Namun, tim Screenplay menyatakan bahwa cerita film ini seutuhnya baru dan tidak
berkaitan dengan kejadian nyata tersebut. Ini yang membuat aku sebagai penyuka
film Indonesia based on true story
kehilangan selera.
Apalagi unsur penceritaan ILY from 38.000 Ft
tidak memperhatikan logika cerita. Banyak adegan yang terkesan kebetulan,
muncul tiba-tiba. Plotnya pun menjadi biasa dan dialog terlontar basi
untuk didengarkan. Penonton dibawa pada suatu titik perpisahan pasangan yang
seharusnya sementara menjadi berkepanjangan tanpa kejelasan.
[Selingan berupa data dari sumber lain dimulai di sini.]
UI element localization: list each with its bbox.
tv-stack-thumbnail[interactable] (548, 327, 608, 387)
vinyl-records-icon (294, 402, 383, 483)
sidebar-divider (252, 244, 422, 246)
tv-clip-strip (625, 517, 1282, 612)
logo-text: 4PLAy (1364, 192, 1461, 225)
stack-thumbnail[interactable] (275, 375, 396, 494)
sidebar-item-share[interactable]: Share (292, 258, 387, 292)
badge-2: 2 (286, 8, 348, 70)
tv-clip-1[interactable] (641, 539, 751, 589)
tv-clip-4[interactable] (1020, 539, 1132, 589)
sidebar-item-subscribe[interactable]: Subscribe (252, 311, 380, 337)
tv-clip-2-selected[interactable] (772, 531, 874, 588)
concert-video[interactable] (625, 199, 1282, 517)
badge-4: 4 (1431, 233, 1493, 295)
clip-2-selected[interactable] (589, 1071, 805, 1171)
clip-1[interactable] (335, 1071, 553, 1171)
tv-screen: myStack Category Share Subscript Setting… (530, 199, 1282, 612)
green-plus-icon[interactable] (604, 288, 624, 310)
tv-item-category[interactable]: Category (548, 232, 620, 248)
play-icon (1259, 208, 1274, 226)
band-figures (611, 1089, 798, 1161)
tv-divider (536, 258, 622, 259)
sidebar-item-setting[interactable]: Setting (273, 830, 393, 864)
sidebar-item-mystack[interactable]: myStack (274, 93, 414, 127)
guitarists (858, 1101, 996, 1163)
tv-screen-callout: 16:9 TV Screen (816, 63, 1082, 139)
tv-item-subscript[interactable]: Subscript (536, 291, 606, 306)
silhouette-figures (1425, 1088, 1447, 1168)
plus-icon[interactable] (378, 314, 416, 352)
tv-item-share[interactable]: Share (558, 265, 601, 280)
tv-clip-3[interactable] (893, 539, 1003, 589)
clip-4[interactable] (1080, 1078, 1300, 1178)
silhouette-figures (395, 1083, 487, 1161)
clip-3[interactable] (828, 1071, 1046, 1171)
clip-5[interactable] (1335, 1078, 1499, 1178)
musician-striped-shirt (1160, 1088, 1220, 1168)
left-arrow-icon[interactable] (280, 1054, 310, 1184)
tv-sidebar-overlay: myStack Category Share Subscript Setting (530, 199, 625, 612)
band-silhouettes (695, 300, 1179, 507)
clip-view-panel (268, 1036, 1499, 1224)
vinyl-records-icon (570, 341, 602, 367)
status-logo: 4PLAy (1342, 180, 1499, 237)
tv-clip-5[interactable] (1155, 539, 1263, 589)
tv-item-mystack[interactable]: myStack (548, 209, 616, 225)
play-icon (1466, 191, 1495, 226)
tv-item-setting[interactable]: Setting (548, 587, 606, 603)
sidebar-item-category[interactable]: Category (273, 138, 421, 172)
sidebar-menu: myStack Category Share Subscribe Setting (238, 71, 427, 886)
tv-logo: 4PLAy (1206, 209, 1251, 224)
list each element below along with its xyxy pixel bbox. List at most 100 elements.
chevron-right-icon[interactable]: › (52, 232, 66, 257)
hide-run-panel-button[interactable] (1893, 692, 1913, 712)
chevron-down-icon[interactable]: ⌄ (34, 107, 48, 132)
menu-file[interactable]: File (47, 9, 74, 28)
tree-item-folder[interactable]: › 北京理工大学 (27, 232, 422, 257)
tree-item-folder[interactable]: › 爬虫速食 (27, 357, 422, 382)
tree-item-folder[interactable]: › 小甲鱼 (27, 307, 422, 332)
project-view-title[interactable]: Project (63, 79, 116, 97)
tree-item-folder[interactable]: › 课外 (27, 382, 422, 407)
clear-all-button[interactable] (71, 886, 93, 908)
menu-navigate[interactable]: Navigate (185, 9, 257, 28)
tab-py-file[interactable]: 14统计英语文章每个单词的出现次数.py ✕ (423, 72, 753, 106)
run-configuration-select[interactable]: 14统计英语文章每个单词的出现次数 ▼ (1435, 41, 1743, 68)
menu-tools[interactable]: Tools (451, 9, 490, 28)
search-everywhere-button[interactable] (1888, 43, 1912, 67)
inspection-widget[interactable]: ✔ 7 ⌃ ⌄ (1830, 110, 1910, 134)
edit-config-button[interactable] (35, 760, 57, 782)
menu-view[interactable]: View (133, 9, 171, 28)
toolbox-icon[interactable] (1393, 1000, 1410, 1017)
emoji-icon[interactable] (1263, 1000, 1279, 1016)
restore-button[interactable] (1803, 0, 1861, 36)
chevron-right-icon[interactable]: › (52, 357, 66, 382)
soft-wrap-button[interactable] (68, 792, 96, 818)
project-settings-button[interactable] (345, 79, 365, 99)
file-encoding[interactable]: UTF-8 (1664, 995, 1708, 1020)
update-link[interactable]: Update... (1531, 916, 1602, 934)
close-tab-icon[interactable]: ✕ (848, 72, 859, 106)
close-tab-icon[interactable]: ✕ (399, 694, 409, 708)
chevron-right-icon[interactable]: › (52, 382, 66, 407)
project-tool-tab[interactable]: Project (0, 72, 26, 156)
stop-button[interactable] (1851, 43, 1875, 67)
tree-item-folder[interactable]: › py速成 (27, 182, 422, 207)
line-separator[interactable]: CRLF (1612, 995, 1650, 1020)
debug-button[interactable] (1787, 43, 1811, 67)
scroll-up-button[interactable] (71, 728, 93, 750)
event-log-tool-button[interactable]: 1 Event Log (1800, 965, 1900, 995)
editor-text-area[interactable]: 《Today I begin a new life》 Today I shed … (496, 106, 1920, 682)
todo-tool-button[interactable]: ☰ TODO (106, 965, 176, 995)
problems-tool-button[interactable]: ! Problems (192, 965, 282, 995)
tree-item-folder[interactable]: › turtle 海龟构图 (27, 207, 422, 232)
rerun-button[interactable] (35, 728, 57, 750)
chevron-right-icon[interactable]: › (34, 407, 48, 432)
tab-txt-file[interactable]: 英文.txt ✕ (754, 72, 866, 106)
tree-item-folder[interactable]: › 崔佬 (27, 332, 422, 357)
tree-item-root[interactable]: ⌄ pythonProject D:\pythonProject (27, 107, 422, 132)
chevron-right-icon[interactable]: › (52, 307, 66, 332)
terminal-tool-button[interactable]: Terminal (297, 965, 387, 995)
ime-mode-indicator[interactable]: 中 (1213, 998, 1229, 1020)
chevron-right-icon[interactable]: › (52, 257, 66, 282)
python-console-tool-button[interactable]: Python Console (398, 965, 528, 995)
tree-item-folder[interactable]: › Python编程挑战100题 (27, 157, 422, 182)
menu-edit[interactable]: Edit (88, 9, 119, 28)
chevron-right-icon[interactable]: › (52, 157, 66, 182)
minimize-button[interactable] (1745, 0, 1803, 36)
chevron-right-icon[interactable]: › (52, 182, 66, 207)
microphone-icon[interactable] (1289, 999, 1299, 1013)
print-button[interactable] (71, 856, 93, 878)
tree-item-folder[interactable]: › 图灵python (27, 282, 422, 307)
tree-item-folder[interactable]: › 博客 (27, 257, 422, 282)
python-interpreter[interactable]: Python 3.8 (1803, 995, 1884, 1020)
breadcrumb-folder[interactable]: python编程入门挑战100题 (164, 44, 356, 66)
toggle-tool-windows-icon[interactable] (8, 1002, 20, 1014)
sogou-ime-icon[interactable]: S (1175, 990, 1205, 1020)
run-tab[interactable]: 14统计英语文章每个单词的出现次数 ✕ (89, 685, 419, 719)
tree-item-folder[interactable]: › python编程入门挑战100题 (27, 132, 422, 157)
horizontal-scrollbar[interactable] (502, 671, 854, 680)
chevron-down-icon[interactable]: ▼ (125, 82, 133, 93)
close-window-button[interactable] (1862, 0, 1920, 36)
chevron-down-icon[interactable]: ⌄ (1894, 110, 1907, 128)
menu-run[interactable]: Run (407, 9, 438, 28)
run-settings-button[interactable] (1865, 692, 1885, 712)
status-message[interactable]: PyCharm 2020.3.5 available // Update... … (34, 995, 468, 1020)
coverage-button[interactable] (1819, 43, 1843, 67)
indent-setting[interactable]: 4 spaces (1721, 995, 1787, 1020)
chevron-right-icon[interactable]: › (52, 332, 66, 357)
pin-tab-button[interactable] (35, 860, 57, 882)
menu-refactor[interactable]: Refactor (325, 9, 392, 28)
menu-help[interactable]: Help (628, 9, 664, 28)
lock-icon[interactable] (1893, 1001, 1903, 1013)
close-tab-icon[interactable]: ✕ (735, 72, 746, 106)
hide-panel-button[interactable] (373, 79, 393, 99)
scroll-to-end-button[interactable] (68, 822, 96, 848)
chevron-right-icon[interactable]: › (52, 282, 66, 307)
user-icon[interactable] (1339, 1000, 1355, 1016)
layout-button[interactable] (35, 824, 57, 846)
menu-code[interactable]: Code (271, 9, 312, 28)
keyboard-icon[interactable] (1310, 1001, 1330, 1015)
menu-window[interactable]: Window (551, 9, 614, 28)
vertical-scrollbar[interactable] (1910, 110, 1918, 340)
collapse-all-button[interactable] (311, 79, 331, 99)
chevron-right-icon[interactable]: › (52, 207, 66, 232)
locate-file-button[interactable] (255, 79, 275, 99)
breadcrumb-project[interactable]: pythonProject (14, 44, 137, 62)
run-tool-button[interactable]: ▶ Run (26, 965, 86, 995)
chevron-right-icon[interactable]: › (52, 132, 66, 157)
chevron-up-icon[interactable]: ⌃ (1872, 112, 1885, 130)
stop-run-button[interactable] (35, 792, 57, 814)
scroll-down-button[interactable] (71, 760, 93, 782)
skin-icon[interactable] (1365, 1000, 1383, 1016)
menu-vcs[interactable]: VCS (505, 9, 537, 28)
Dilengkapi efek time lapse yang menyiksa aku sebagai
penonton pada akhirnya.
ILY from 38.000 ft memang tayang di bioskop saat moment yang tepat pada libur lebaran dan berhasil tembus jutaan pasang mata yang always booking full seat in the theater. Dan akhirnya, aku memang gak suka sama endingnya. Kenapa mereka harus hidup bahagia dan semua kisah cinta terlihat kebetulan semata?!?.
Overall, ekspetasi
tertinggi Blogger Eksis terhadap film itu adalah sebuah cerita. Jika cerita kuat, film
akan bagus. Begitu juga sebaliknya. Teknis juga penting, tapi bukan segalanya.
I Love You from 38.000 Ft sudah memiliki modal untuk bercerita hanya saja
terpaku pada segmentasi yang ada. Film ini juga sudah berusaha memperkuat
teknis sinematografi yang berbeda, namun gagal pada eksekusi unsur kreatif yang
seharusnya bisa banyak tercipta. Setidaknya ILY from 38.000 Ft telah menjadi
film hiburan pada momen lebaran di Indonesia.